Education is an integral part of pig production and vital to keep pace with technical advances and the constant demand for greater efficiency. However, formal training opportunities in pig husbandry have dwindled during the past two decades. Jane Jordan asks where the sector’s new blood will come from
Recruitment continues to be a significant problem for the pig industry. Those who are already working in the sector are keen to progress, but attracting new entrants is very difficult. With high unemployment in many rural areas and school leavers desperate for jobs, why is the pig industry struggling to find personnel?
Image is perhaps the biggest factor here as few people realise that modern pig production is a rather high-tech, food production business offering a decent wage and career progression. Farm assurance standards, welfare codes and a need for high-health status and greater efficiency means production systems must be well managed – and what’s good for pigs is also good for people.
The vice principal at East Anglia’s Easton and Otley College, Clive Bounds, believes the academic focus of the current education system is partly to blame.
“The agricultural industry has changed significantly with enormous rationalisation, but farm businesses still need staff and there’s a strong demand for students,” he explains. “But young people are not forthcoming, and that’s probably because of the way UK education is structured.”
With the primary focus for education centred on league tables and GCSE qualifications, the provision for vocational certificates – where 14-16-years-olds would spend one day a week at a college, pursuing practically based training and workplace experience – have been significantly capped. Fewer youngsters are now exposed to the land-based industries because there’s limited funding available for day-release courses. As a consequence, there are fewer students and entrants moving into agriculture/horticulture and most are unaware of the career prospects available in areas such as pig production.
“We have a significant disconnect between the academic learning and vocational education and we do need to bridge that gap,” Clive adds. “It’s not that students don’t like farming, it’s that they don’t really know much about it or the employment opportunities it offers.”
There’s also a considerable misconception about primary food production, where society as a whole doesn’t seem to value the commitment and expertise required to get food from farm to plate. Most people don’t see the countryside as a manufacturing industry or as a place to work, and there’s a lot of negativity associated with farming.
The terminology used in the industry also needs updating. Livestock technician is more applicable to a stockman’s role these days than pigman. IT and computer skills are very much part of the job, alongside stock skills and a key understanding of health and welfare. But a job like this also requires practical aptitude and empathy with animals, skills that aren’t easy to demonstrate in the classroom or via examinations.
According to Clive, many of the youngsters at Easton and Otley find formal, classroom-based education difficult, whereas the more practical route enables them to learn effectively. Again, it’s about making the connection between, say, the numeracy/literacy requirements of an academic education and how that can be integrated alongside vocational roles.
“For example, if you weigh pigs to select for market, you must collect and process data, then analyse it and work out what these figures are telling you,” he says. “It’s numeracy and literacy working in practice and many youngsters can grasp these fundamentals far easier from a practical perspective than they can through classroom tuition.

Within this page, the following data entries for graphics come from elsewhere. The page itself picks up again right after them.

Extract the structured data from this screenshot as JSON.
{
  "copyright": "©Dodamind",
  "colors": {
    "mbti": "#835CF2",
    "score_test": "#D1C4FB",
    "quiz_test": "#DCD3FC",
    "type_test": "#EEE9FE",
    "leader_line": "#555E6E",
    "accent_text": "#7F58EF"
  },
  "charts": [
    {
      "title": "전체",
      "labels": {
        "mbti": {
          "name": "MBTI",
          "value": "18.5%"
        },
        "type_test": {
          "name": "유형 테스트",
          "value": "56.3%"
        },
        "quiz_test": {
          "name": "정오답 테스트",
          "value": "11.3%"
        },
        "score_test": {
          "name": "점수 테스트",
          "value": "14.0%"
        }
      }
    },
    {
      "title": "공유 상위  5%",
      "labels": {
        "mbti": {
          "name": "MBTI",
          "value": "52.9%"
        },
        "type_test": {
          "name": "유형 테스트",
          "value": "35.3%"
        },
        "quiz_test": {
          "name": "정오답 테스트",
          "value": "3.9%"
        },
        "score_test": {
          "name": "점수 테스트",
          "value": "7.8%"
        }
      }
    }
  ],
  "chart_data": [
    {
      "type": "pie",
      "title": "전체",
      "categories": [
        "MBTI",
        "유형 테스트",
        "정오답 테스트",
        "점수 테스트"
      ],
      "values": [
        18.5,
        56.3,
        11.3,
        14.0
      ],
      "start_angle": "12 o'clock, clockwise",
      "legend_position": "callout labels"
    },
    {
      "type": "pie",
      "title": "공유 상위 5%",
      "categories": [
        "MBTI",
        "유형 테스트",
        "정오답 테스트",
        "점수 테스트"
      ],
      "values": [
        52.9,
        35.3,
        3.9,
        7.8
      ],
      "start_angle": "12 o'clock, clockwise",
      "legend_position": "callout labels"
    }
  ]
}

“And while they’re here achieving this, they’re also learning about land-based industries and the career opportunities they can offer.”
As an industry, the pig sector must address these issues. Clive says other vocational sectors, such as construction and the engineering industry, probably experience the same recruitment problems. He believes reconnecting young folk with practical education options, rather than focusing purely on academic routes, could provide some solutions.
The farming sector needs young entrants that are employable and skills such as reliability, good communication and commitment are vitally important. More specific, job-related skills can be learned once they’re in work and vocational training supports this premise.
The pig sector needs to be brave and seek out potential recruits from places where agriculture may not be on the radar. With the school leaving age now set at 18 years of age, there could be a multitude of youngsters looking at vocational qualifications that provide clear prospects of progressive employment and a decent wage.
The pig industry ticks many of these boxes; it now needs to sell itself to a younger generation where farming is not necessarily in the blood.